Bei einem bundesweiten Ranking des Instituts der deutschen Wirtschaft (IW) zur Versorgung von Kommunen mit Ärzten, Schulen, schnellem Internet und vielen anderen Infrastruktur-Angeboten schneidet Baden-Württemberg insgesamt gut ab. In etlichen Städten ist die Versorgung demnach sehr gut. Das geht aus dem «IW-Gemeindecheck Daseinsvorsorge» hervor, der im Auftrag des Tabakkonzerns Philip Morris erstellt worden war.
Böblingen kommt darin bundesweit auf Rang elf von insgesamt 10.817 Plätzen. Die Landeshauptstadt Stuttgart ist auf Platz 15, gefolgt von Karlsruhe mit Rang 17. Etwas weiter hinten – aber dennoch im Bereich sehr gut“ – kommen Ulm (185), Freiburg (295), Konstanz (528) und Heilbronn (549).
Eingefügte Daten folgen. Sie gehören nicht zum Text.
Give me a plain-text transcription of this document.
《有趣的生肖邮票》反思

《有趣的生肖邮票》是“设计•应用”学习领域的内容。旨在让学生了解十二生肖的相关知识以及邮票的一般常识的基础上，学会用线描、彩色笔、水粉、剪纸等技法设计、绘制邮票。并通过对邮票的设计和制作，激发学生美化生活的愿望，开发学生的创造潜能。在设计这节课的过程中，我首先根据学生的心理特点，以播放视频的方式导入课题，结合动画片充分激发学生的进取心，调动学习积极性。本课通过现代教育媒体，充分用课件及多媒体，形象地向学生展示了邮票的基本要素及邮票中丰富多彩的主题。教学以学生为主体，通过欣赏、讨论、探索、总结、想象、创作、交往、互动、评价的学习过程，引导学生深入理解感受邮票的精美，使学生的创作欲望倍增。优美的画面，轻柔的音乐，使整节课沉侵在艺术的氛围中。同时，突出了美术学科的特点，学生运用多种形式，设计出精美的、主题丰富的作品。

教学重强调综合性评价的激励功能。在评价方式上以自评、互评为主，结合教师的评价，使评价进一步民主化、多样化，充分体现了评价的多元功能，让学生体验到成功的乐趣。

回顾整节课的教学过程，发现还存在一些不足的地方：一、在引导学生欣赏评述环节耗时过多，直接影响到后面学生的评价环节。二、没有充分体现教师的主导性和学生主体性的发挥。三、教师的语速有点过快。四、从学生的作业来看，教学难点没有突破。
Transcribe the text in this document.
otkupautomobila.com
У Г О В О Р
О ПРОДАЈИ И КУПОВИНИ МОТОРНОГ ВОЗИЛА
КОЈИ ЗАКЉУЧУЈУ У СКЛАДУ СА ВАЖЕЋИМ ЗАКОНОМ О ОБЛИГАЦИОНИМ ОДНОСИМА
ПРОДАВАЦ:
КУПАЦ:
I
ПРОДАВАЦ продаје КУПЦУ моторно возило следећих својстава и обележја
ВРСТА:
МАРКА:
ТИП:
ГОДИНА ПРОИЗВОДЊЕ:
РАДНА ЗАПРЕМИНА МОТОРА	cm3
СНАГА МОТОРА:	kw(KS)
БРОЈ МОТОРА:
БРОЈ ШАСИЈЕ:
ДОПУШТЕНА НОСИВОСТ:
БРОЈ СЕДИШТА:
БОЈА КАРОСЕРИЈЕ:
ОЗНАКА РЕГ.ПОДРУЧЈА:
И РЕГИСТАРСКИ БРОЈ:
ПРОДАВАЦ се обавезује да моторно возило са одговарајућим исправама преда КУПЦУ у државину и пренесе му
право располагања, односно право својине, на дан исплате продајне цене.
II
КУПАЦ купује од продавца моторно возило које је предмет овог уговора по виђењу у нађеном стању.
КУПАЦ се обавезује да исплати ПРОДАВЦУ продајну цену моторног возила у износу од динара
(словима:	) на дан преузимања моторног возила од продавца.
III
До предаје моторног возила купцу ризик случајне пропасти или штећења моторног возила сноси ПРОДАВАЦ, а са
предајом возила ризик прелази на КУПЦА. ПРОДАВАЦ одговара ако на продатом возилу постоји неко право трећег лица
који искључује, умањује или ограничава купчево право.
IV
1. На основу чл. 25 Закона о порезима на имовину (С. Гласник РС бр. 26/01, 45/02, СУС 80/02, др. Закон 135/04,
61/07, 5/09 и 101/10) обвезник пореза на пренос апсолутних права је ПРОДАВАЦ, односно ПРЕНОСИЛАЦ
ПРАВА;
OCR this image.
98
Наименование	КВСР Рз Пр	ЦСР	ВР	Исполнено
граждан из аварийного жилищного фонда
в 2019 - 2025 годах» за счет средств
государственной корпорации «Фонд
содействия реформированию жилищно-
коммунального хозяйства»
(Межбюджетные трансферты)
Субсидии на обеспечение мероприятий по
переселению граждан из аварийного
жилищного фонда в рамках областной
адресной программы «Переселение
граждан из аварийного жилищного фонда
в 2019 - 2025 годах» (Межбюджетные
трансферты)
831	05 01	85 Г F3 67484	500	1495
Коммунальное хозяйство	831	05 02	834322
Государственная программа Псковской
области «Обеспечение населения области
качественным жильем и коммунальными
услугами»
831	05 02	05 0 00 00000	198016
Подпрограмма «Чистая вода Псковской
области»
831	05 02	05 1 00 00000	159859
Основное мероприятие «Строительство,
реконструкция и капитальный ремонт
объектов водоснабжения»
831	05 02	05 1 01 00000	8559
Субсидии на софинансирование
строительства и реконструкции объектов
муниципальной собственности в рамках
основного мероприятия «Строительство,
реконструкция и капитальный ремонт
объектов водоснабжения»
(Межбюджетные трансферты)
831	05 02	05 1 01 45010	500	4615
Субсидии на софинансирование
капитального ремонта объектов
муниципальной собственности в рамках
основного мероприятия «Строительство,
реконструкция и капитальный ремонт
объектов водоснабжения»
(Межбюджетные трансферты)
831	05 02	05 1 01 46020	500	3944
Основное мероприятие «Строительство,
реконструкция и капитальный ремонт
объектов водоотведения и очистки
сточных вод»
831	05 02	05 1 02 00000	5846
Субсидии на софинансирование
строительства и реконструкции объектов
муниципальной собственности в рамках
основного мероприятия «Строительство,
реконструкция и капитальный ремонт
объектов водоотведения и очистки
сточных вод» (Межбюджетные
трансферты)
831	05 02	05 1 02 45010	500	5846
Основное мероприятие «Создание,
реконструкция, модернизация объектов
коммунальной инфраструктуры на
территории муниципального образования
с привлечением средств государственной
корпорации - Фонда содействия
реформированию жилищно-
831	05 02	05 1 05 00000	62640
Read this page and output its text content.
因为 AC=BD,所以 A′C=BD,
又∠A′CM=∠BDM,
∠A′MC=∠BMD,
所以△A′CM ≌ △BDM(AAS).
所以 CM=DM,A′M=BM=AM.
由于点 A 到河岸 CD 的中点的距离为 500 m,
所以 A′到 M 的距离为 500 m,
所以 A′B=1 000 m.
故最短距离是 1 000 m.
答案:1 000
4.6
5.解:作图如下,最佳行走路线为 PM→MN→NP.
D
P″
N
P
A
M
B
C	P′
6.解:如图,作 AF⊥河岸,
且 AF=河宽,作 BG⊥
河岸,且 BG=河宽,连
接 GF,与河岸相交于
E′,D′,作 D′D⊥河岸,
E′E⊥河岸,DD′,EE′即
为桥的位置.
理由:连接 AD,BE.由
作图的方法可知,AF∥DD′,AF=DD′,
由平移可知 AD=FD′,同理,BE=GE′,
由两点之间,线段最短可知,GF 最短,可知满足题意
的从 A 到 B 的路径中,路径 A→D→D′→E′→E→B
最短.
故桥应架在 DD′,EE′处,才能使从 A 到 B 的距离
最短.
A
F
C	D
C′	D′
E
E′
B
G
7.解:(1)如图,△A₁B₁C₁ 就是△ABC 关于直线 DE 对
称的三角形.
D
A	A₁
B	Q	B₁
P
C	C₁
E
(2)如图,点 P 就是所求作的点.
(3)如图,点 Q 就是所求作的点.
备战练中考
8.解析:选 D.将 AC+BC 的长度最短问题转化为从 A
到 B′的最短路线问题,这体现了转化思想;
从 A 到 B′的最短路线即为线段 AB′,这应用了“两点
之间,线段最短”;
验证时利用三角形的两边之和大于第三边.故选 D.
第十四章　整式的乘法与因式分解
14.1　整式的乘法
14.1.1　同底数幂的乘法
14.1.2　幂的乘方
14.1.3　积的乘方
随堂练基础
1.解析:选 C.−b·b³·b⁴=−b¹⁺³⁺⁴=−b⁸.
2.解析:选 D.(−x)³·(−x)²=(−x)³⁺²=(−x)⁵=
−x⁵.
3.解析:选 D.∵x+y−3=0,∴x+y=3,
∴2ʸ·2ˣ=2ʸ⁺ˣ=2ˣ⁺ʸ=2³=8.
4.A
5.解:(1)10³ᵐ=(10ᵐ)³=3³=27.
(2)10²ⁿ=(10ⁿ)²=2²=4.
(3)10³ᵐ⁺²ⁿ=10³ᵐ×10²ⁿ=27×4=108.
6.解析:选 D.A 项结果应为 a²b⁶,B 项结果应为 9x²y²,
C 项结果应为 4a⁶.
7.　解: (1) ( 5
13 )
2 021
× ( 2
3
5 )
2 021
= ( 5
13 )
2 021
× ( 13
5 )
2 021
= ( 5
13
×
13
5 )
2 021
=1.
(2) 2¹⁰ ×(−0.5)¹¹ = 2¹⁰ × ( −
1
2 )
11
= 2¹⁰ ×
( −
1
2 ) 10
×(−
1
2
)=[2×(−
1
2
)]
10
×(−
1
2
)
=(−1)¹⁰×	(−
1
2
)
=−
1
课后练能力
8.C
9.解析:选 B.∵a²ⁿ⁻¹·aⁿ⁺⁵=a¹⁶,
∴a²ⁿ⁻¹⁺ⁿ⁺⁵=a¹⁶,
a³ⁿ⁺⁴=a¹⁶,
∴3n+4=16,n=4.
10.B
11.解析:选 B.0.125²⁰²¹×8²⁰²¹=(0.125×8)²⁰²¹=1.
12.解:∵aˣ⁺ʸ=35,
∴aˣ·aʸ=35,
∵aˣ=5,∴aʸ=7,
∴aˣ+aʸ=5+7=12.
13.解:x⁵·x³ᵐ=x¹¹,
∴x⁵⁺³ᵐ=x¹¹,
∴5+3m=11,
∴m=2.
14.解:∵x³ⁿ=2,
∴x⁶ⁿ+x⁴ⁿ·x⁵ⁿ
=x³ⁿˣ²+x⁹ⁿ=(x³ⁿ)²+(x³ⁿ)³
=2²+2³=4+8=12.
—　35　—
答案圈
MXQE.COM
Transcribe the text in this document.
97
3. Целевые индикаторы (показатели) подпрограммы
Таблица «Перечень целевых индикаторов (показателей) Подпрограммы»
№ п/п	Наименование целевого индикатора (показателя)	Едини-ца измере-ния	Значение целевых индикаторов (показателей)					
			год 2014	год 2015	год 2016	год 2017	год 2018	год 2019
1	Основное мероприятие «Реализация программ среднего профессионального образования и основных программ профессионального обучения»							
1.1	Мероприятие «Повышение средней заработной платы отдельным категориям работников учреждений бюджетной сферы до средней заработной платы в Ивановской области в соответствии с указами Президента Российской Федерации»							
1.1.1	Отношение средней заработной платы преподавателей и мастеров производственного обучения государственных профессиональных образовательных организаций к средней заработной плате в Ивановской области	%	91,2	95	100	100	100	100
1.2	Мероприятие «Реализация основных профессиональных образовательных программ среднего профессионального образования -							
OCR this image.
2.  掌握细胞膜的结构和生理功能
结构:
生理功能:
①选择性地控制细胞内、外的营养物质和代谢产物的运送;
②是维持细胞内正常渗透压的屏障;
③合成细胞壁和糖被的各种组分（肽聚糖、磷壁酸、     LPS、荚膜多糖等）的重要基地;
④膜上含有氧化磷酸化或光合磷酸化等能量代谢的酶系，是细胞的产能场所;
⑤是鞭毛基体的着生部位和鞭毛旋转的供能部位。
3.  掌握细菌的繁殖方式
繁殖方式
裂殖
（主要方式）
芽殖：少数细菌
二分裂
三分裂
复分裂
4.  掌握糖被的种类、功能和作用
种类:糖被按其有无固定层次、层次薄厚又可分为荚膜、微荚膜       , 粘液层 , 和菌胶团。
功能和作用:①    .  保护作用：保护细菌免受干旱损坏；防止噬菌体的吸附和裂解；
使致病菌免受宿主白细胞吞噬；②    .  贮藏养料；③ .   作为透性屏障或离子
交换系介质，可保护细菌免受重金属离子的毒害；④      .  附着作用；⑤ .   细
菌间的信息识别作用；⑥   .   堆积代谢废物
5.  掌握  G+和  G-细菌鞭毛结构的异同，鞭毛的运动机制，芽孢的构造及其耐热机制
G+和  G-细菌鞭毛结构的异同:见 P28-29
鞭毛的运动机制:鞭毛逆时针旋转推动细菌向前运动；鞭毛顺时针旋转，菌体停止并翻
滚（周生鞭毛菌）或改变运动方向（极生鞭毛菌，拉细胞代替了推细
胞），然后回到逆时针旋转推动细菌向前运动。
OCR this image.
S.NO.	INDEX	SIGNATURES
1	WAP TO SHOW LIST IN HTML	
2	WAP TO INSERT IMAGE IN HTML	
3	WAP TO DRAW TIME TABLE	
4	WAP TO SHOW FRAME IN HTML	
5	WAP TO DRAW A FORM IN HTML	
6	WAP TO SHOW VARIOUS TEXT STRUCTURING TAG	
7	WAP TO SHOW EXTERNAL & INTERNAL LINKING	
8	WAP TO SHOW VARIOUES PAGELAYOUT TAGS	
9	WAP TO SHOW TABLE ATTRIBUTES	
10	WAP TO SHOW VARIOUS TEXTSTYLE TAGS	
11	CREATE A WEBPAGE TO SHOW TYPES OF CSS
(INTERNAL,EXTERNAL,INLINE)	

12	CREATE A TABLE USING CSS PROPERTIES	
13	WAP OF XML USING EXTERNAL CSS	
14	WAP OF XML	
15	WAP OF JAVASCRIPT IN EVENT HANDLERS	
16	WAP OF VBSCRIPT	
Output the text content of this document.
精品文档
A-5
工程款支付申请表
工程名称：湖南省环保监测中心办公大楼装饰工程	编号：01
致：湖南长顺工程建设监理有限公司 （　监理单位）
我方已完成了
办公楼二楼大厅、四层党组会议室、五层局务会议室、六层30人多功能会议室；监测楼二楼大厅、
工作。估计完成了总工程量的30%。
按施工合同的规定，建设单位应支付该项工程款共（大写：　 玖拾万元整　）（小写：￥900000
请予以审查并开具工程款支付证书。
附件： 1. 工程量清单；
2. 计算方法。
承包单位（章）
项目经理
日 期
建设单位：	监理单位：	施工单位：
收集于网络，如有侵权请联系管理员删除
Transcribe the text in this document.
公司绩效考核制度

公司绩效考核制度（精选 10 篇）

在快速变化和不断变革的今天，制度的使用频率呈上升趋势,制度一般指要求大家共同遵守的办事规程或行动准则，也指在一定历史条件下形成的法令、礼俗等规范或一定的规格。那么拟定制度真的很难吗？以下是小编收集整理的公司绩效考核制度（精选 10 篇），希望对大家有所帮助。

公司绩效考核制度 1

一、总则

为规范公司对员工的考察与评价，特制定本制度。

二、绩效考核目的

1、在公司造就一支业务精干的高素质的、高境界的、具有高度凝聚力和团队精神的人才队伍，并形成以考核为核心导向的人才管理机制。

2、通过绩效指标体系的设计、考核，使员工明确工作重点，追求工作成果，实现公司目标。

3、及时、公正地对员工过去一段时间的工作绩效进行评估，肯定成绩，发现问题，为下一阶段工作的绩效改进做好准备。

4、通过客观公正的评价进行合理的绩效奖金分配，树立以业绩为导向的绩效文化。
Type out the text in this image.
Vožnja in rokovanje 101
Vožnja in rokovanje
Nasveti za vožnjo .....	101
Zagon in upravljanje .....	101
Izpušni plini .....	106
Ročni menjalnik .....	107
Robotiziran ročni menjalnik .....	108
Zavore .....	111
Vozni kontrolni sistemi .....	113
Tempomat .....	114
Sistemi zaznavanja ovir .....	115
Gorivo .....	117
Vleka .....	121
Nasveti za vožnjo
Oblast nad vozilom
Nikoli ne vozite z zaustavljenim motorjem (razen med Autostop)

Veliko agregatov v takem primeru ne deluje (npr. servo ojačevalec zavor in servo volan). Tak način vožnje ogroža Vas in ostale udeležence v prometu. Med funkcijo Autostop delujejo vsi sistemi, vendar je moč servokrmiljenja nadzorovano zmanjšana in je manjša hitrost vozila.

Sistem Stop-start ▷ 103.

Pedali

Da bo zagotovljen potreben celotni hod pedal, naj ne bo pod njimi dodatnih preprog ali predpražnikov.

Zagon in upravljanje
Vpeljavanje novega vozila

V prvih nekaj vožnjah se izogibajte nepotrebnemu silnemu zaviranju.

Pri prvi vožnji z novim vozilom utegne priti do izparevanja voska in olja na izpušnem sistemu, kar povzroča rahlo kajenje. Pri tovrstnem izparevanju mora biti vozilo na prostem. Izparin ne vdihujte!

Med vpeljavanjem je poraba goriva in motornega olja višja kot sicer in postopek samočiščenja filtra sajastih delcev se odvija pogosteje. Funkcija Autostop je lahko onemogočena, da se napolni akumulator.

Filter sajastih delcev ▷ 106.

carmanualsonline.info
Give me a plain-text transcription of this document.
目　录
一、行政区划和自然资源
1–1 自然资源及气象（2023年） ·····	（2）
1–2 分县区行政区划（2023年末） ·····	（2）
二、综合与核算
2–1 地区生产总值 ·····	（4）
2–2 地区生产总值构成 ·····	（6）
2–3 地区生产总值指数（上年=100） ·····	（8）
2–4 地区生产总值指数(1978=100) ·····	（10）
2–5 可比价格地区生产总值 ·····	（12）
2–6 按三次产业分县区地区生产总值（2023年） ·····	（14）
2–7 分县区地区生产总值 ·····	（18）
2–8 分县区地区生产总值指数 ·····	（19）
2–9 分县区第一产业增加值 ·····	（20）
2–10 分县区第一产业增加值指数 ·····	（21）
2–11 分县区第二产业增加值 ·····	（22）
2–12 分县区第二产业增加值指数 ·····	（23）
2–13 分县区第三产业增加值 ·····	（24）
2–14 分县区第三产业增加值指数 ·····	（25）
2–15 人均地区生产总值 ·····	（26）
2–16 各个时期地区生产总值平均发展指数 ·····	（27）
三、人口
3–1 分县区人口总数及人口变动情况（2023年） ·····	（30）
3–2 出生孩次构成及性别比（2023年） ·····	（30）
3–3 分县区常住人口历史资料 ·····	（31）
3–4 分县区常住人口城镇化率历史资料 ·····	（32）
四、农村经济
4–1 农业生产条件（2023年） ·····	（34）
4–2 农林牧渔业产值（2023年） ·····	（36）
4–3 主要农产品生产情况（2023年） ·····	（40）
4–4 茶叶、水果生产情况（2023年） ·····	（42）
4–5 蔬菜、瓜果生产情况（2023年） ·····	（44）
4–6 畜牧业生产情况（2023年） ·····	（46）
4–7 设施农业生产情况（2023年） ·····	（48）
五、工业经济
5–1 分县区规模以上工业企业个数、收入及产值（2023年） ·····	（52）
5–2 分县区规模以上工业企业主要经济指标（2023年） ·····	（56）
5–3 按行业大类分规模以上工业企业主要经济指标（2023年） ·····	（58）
Pforzheim belegt Platz 510 und sticht vor allem mit Rang 84 im Gesundheitsbereich hervor. Die beste Gemeinde aus dem Enzkreis ist Birkenfeld mit Platz 600. Im Bereich «sehr schlecht» ist Bad Rippoldsau-Schapbach (Landkreis Freudenstadt) auf dem letzten Platz in Baden-Württemberg.
Untersucht wurden nach Angaben der IW-Gesellschaftsforschung alle fast 11.000 Gemeinden in Deutschland. Ausgewertet wurden demnach 17 Indikatoren in den Bereichen Bildung, Gesundheit, Mobilität, Digitales und Freizeit. Zuerst hatte das Nachrichtenmagazin «Spiegel» darüber berichtet.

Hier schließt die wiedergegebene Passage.